At the heart of the intrigue is Dan, played by Richard Milanesi. As a Vietnam War veteran himself, Milanesi said he has been in similar situations as Dan which allowed him a way into his character. He said he is familiar with the discipline of having to execute orders under stress while maintaining a moral compass, which Dan has to do in “Operation West” after being ordered to kill Alexi.
Dan is battling with his moral compass since he’s faced with making a morally ambiguous decision in the name of the greater good. That moral negotiation and sacrifice is something Milanesi found himself holding onto as the core of his character, he said.
“You make a deal with the lesser of two evils to beat the bigger threat at the time,” Milanesi said. “In that way, you relate to that as a CIA operative where you have to take somebody out. You kind of have to make a deal with yourself in order to get to the greater good.”
Along with Dan’s inner struggle, Garza said his other objective was developing quality action scenes for the film.
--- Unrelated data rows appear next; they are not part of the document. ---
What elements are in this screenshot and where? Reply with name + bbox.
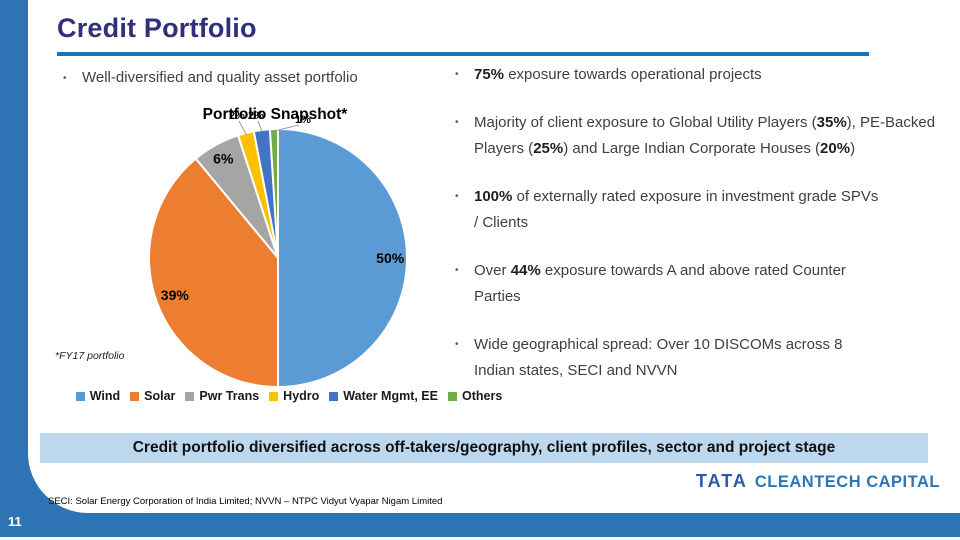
pie-label-pwr-trans: 6% xyxy=(213,151,234,167)
legend-item-water-mgmt-ee: Water Mgmt, EE xyxy=(329,389,438,403)
list-item: • Wide geographical spread: Over 10 DISC… xyxy=(452,332,948,384)
page-title: Credit Portfolio xyxy=(57,13,257,43)
pie-slice-others xyxy=(268,127,279,259)
legend-label: Pwr Trans xyxy=(199,389,260,403)
slide-bottom-edge xyxy=(0,537,960,540)
bullet-icon: • xyxy=(63,73,67,84)
logo-secondary-wordmark: CLEANTECH CAPITAL xyxy=(754,473,940,491)
list-item: • 100% of externally rated exposure in i… xyxy=(452,184,948,236)
bullet-text: 75% exposure towards operational project… xyxy=(474,66,762,83)
bullet-icon: • xyxy=(455,339,459,350)
portfolio-pie-chart: 50% 39% 6% 2% 2% 1% xyxy=(148,110,408,389)
left-summary-bullet: • Well-diversified and quality asset por… xyxy=(60,66,460,91)
bullet-icon: • xyxy=(455,117,459,128)
pie-label-water-mgmt-ee: 2% xyxy=(248,110,264,122)
legend-label: Solar xyxy=(144,389,176,403)
bullet-text: 100% of externally rated exposure in inv… xyxy=(474,188,879,231)
bullet-icon: • xyxy=(455,69,459,80)
bullet-text: Over 44% exposure towards A and above ra… xyxy=(474,262,846,305)
legend-label: Hydro xyxy=(283,389,320,403)
legend-swatch-icon xyxy=(130,391,140,401)
pie-label-wind: 50% xyxy=(376,250,405,266)
legend-swatch-icon xyxy=(269,391,279,401)
pie-label-solar: 39% xyxy=(161,287,190,303)
legend-item-solar: Solar xyxy=(130,389,175,403)
legend-label: Others xyxy=(461,389,503,403)
chart-title: Portfolio Snapshot* xyxy=(202,106,348,123)
key-points-list: • 75% exposure towards operational proje… xyxy=(452,62,948,406)
legend-label: Water Mgmt, EE xyxy=(343,389,438,403)
pie-label-leader-line xyxy=(238,120,247,136)
bullet-text: Wide geographical spread: Over 10 DISCOM… xyxy=(474,336,843,379)
list-item: • Over 44% exposure towards A and above … xyxy=(452,258,948,310)
left-summary-text: Well-diversified and quality asset portf… xyxy=(82,69,358,86)
legend-item-wind: Wind xyxy=(75,389,121,403)
chart-footnote: *FY17 portfolio xyxy=(55,350,125,362)
bullet-text: Majority of client exposure to Global Ut… xyxy=(474,114,936,157)
pie-label-others: 1% xyxy=(295,114,311,126)
key-message-banner: Credit portfolio diversified across off-… xyxy=(40,433,928,463)
bullet-icon: • xyxy=(455,265,459,276)
legend-item-others: Others xyxy=(447,389,503,403)
title-underline xyxy=(57,52,869,56)
legend-swatch-icon xyxy=(447,391,457,401)
legend-swatch-icon xyxy=(185,391,195,401)
tata-cleantech-capital-logo: TATA CLEANTECH CAPITAL xyxy=(696,471,940,492)
page-number: 11 xyxy=(8,514,22,529)
list-item: • 75% exposure towards operational proje… xyxy=(452,62,948,88)
legend-swatch-icon xyxy=(75,391,85,401)
pie-label-leader-line xyxy=(257,120,263,133)
pie-slice-solar xyxy=(148,157,279,389)
legend-item-pwr-trans: Pwr Trans xyxy=(185,389,259,403)
legend-item-hydro: Hydro xyxy=(269,389,319,403)
legend-label: Wind xyxy=(89,389,121,403)
pie-slice-wind xyxy=(277,127,408,389)
logo-primary-wordmark: TATA xyxy=(695,471,748,491)
chart-legend: Wind Solar Pwr Trans Hydro Water Mgmt, EE Oth… xyxy=(58,389,520,403)
bullet-icon: • xyxy=(455,191,459,202)
list-item: • Majority of client exposure to Global … xyxy=(452,110,948,162)
abbreviations-footnote: SECI: Solar Energy Corporation of India … xyxy=(48,496,443,507)
pie-label-hydro: 2% xyxy=(229,110,245,122)
pie-label-leader-line xyxy=(273,124,300,132)
legend-swatch-icon xyxy=(329,391,339,401)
He said this led to an even greater reliance on his cinematographer, graduate student Giovanna Molina, to ensure the audience can feel fully immersed while not becoming discombobulated.
Molina said she took inspiration for “Operation West” from the 1974 movie “The Conversation” for its depiction of surveillance and paranoia, which act as guiding themes in the short film. However, she said her most difficult task was creating the desolate yet lively visual tone Garza’s film demands.
“I’m trying to depict a vulnerable yet empty landscape and how that will affect the characters since that’s what the story is about,” Molina said.
For Garza’s film, the empty landscape built by Molina is meant to be reflective of Alexi, who Dan discovers is just a lost soul being manipulated by the government. In this sense, Garza said Molina’s work as a cinematographer is essential to his portrayal of characters who are simultaneously powerful and vulnerable.
The core of these characters and their developments are the most important component of his film, Garza said, as he hopes to deliver a short that is both action-packed and climactically surprising.
“I want to open people’s eyes to what others are capable of, what the government is capable of,” Garza said. “I want them to walk away thinking it could happen.”